(b). Intrusions in the Coal Point Sediments (? Miocene).
Three important intrusions were located in sediments of the Coal Point Series (? Miocene) not far from Kerr Point and North Cape. One of the largest is a sill of quartz-augite diorite (N.C. 5), 300 ft. or 400 ft. in depth, which intrudes into fine-grained sandstones near the base of the Coal Point Series as developed at the east margin of Tom Bowling Bay. Its lower surface is distinctly chilled and accords perfectly with the stratification of the laminated sandy mudstone beneath it. The mudstone exhibits no sign of metamorphism other than slight marginal induration at the western margin of the sill near the mouth of Tawakewake Creek.
In hand-specimen the diorite is a compact fairly finely crystalline rock which weathers deeply to a sandstone-like mass which can only be determined as igneous in relatively fresh examples. It contains about 45 per cent. of feldspar (acid labradorite), 15 per cent. of quartz and a very small quantity of micrographically intergrown quartz and orthoclase; the balance of the rock is mainly pale green augite with a moderate quantity of uralite, some greenish-brown hornblende, and magnetite in normal quantity.
A second member of this group of intrusions outcrops on the east coast a little north of Waikuku Flat.
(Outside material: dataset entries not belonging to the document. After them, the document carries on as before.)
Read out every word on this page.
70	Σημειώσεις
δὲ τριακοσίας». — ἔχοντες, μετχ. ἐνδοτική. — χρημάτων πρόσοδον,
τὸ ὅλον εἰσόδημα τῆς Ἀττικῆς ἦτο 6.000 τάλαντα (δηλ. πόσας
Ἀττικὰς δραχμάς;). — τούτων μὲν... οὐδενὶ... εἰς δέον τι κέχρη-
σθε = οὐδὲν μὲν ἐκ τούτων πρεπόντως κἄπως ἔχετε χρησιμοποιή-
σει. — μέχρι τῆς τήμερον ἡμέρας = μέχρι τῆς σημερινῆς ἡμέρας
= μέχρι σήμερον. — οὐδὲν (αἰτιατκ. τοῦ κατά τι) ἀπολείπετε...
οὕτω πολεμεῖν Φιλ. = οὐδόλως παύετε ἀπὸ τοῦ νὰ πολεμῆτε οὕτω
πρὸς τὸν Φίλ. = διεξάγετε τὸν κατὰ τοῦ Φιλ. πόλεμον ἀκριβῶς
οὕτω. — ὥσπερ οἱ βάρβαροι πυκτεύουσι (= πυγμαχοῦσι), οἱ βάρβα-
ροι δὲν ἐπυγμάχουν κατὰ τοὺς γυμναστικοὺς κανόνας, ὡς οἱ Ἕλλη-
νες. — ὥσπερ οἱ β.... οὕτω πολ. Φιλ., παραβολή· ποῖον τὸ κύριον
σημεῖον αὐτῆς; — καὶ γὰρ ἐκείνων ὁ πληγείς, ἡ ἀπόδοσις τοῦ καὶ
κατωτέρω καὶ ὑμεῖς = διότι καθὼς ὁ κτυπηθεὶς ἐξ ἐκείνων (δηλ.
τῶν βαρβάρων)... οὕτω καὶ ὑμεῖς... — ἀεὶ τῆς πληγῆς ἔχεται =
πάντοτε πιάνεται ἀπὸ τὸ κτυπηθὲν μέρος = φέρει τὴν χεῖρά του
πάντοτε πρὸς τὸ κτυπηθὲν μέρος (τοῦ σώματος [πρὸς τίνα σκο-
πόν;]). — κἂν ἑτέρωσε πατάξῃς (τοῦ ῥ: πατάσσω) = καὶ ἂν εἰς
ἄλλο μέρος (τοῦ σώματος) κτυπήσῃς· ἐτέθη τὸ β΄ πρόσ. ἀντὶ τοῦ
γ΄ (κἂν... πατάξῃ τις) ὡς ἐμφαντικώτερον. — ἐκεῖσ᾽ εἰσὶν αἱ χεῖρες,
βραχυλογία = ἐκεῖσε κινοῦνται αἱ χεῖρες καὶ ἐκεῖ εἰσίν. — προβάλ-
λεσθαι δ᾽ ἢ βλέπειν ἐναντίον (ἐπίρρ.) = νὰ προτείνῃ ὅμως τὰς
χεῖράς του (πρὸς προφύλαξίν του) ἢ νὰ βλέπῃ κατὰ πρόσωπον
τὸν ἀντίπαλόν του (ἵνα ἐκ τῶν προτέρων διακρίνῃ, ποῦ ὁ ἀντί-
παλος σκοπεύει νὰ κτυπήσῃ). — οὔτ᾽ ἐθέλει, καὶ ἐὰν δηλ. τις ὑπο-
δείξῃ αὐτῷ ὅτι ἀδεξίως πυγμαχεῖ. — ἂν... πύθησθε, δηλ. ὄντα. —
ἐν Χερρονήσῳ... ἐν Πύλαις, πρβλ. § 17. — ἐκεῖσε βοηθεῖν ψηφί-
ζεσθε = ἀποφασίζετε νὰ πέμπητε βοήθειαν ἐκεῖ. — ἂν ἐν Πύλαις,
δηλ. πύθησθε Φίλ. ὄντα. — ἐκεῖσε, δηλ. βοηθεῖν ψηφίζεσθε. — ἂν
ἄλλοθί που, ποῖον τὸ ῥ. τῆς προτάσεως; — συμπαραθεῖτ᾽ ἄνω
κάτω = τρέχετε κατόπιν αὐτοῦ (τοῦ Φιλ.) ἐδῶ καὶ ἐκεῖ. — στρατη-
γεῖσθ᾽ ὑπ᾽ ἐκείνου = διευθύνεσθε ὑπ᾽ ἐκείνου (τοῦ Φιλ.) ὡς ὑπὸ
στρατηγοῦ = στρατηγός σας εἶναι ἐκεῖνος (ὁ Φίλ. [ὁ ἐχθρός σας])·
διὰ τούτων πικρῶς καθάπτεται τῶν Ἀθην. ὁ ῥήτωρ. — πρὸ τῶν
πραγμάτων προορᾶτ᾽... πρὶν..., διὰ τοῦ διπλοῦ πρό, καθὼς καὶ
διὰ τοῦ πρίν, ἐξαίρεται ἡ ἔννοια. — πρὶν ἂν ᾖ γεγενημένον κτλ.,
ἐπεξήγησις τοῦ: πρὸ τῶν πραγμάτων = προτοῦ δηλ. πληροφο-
It is a mass of micrographic quartz diorite (N.C. 23) similar to the preceding one, but its relations to the intruded strata are not discernible and its thickness is greater than that of the sill just described. In its weathered condition at its outcrop it so closely resembles a sandstone as to have been described as such by earlier workers. In section the rock is dominantly feldspathic, the feldspar (acid labradorite) being in stout lath-shaped crystals which are accompanied by about 15 per cent. of quartz, and a lesser quantity of chlorite which is associated with occasional ragged remnants of brownish green hornblende and a little magnetite. There are, in addition, a fairly large proportion (10 per cent.) of micrographically intergrown quartz and feldspar which enwrap earlier minerals (see Fig. 17), and a few needles of apatite.
The third intrusion of this period intersects heavy basal conglomerates of the Coal Point Series outcropping on the coast 1½ miles west of North Cape. It proved to consist of a most interesting coarse-grained doleritic rock (N.C. 30) which includes alkaline varieties amongst its feldspars. These latter minerals constitute 50 per cent. of the rock, and are generally in lath-shaped crystals about 1 mm. in length; basic labradorite is the dominant variety, but there are also occasional crystals of albite, others of probable orthoclase and several
fairly large anhedral ones of an unidentified alkali feldspar closely crowded with vermiform growths of chlorite. It has a refractive index considerably lower than that of Canada balsam, and shews faint, highly irregular sub-microscopic twinning reminiscent of that of anorthoclase. An additional section was made from the only duplicate available, but failed to shew any trace of the mineral in question, and it is therefore believed to be present as xenocrysts. There is a possibility that this feldspar is albite, for lath-shaped crystals of this mineral were detected by their low refractive index and positive optical character, but the irregular outline of the (?) anorthoclase suggests that its origin, in any case, differs from that of the more tabular albite. The analysis of this rock (No. 2 of Table 1, p. 131) shews its relative basicity. The content of alkalis, though not high, is above the average and is clearly due to the presence of modal alkali feldspar.
Immediately west of Huka Creek, Tom Bowling Bay, there is a massive intrusion which outcrops at the shore-line for several hundred yards, and which, though intersecting the Older Volcanic Series, has been injected along the course of a fault which dislocates the basal tuffs of the Coal Point Series in this locality. This mass thus belongs to the same period of intrusion as the others of this section and is, moreover, a micrographic quartz-augite diorite (N.C. 59) closely similar to other intrusive rocks of this period. The micrographic material is in comparatively small amount, whilst the augite is accompanied by a very little brownish hornblende.
In view of the fact that all four of the intrusions just described definitely post-date the Lower Beds of the Coal Point Series, it may be affirmed with safety that they were injected in later Miocene times, during the period of igneous activity which gave rise to semi-basic lavas from which the andesitic conglomerates of the Coal Point Series were derived.